Erdoğan’ın kurduğu düzenin kilit taşı, onun liderliğine duyulan güvendi. Şimdi bu güven yerle bir olmuş durumda. Yeniden inşa etmek mümkün mü? Türkiye kaotik bir döneme adım atar ve bir türlü içinden çıkamaz. Allah uzun ömürler versin, belki uzun yıllardan sonra kapısını bir kurtarıcı arayanlar çalabilir. Peki bugün? Sizce mümkün mü? Türkiye’yi bekleyen ciddi tehlikeler var. En başta toplumun keskin bir çatışma ortamına sürüklenmesi. İkincisi, kaybolan güven ortamının etkisiyle piyasalarda başlayan tedirginliğinin zaten kırılgan olan ekonomiyi bir krize sürüklemesi. Üçüncüsü, sahipsiz kalan Barış Süreci’nin bütünüyle çökmesi. Son olarak, bölgemizde çok kritik gelişmeler cereyan ederken yeni dengeler oluşurken saf dışı bırakılmamız ve inisiyatif kaybetmemiz.

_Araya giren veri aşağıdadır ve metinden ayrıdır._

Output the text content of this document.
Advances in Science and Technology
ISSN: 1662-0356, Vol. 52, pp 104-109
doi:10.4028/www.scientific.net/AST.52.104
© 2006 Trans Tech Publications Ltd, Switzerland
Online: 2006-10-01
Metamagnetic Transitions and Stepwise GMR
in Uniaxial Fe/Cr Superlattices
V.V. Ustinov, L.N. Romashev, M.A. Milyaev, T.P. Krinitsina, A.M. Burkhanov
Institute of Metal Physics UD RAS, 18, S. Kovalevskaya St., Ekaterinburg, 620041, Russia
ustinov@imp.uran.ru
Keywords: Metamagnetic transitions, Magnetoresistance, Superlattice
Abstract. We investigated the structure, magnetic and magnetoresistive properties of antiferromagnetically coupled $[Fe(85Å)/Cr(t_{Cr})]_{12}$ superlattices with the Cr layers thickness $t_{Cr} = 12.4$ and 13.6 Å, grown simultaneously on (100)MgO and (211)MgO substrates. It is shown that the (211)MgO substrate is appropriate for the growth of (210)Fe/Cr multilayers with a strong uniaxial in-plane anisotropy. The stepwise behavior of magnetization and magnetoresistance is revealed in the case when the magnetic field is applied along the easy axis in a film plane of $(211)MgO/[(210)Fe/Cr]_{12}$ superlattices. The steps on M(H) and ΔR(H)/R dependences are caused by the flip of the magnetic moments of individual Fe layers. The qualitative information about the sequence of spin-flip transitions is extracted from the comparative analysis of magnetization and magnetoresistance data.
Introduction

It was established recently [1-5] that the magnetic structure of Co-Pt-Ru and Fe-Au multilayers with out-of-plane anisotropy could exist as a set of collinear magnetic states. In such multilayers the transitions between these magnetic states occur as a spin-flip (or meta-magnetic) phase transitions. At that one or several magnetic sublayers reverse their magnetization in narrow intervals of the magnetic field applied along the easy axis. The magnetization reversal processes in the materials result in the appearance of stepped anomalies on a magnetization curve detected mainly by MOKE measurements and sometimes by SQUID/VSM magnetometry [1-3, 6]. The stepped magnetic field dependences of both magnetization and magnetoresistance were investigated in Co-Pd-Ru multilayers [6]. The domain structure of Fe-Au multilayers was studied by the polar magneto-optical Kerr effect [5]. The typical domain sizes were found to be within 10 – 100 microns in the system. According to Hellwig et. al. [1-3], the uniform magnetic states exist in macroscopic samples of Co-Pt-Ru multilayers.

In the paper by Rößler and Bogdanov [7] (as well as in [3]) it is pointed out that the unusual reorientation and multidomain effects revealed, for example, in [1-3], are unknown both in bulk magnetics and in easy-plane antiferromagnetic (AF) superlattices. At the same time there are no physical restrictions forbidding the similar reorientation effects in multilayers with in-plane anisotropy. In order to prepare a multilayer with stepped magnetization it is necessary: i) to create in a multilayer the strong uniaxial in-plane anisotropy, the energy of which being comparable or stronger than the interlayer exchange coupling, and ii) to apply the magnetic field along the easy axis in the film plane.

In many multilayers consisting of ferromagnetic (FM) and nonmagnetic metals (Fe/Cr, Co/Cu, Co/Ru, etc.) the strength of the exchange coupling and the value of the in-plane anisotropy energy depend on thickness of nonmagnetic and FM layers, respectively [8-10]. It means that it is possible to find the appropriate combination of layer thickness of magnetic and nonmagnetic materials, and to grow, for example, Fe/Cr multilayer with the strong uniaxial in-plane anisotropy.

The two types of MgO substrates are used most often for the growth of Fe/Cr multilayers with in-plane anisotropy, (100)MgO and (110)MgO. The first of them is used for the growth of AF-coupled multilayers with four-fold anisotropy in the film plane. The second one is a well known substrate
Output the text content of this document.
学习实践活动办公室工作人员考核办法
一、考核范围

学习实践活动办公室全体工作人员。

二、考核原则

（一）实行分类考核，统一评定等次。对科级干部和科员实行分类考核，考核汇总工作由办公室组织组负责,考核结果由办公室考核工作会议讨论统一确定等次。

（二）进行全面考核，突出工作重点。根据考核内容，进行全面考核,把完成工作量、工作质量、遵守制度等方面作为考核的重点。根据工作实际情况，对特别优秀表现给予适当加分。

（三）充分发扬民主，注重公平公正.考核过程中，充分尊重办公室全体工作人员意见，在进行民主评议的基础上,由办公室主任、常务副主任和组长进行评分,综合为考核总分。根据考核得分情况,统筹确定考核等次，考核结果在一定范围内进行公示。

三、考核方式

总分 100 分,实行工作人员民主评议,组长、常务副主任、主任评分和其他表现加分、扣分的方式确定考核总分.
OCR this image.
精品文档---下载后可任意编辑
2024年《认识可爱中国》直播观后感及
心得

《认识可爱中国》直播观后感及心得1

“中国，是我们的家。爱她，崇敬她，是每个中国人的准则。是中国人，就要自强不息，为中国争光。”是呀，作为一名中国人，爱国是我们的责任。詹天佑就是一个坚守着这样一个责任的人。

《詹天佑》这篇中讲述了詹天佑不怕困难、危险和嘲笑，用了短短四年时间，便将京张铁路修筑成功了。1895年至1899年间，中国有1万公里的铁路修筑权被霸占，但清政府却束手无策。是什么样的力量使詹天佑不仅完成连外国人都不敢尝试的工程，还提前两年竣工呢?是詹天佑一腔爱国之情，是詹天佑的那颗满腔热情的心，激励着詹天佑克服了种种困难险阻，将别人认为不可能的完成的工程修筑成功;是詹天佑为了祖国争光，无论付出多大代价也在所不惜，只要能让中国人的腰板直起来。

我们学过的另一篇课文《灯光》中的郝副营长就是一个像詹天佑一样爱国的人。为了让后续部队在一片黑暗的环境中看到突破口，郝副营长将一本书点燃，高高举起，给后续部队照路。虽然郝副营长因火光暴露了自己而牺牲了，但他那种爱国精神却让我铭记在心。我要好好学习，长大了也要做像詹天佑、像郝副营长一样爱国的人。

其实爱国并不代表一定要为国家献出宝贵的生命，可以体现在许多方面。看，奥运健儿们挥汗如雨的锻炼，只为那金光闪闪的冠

Bu dört farklı alanın başına ayrı ayrı Erdoğan’ın liderliğini koyarak ölçüp tartmayı deneyin. Siyasetini düşman üretmek üzerine inşa eden bir lider, toplumsal çatışmaları bırakın engellemeyi müsebbibi olmaz mı? Bir ahbap-çavuş kapitalizmi oluşturmuş lider, piyasalara güven verebilir mi? Hem Barış Süreci’nde hem de bölgesel etkinliğimizde stratejik üstünlüğümüzü oluşturan demokrasiyi ve hukuk devletini iptal eden bir liderin esamesi okunur mu? Yargıyı kendisine bağlayan, internetin fişini çekmeye niyetlenen bir lider, Barış Süreci’ni sürdürebilir mi?
Erdoğan kurmaya çalıştığı düzenin altında kaldı. Meydanlarda yağıp gürlediğine bakmayın, dışarıya karşı rehin alınmış durumda. İradesi rehin alınmış bir lider, bırakın ülkesini kendi kaderine hükmedebilir mi?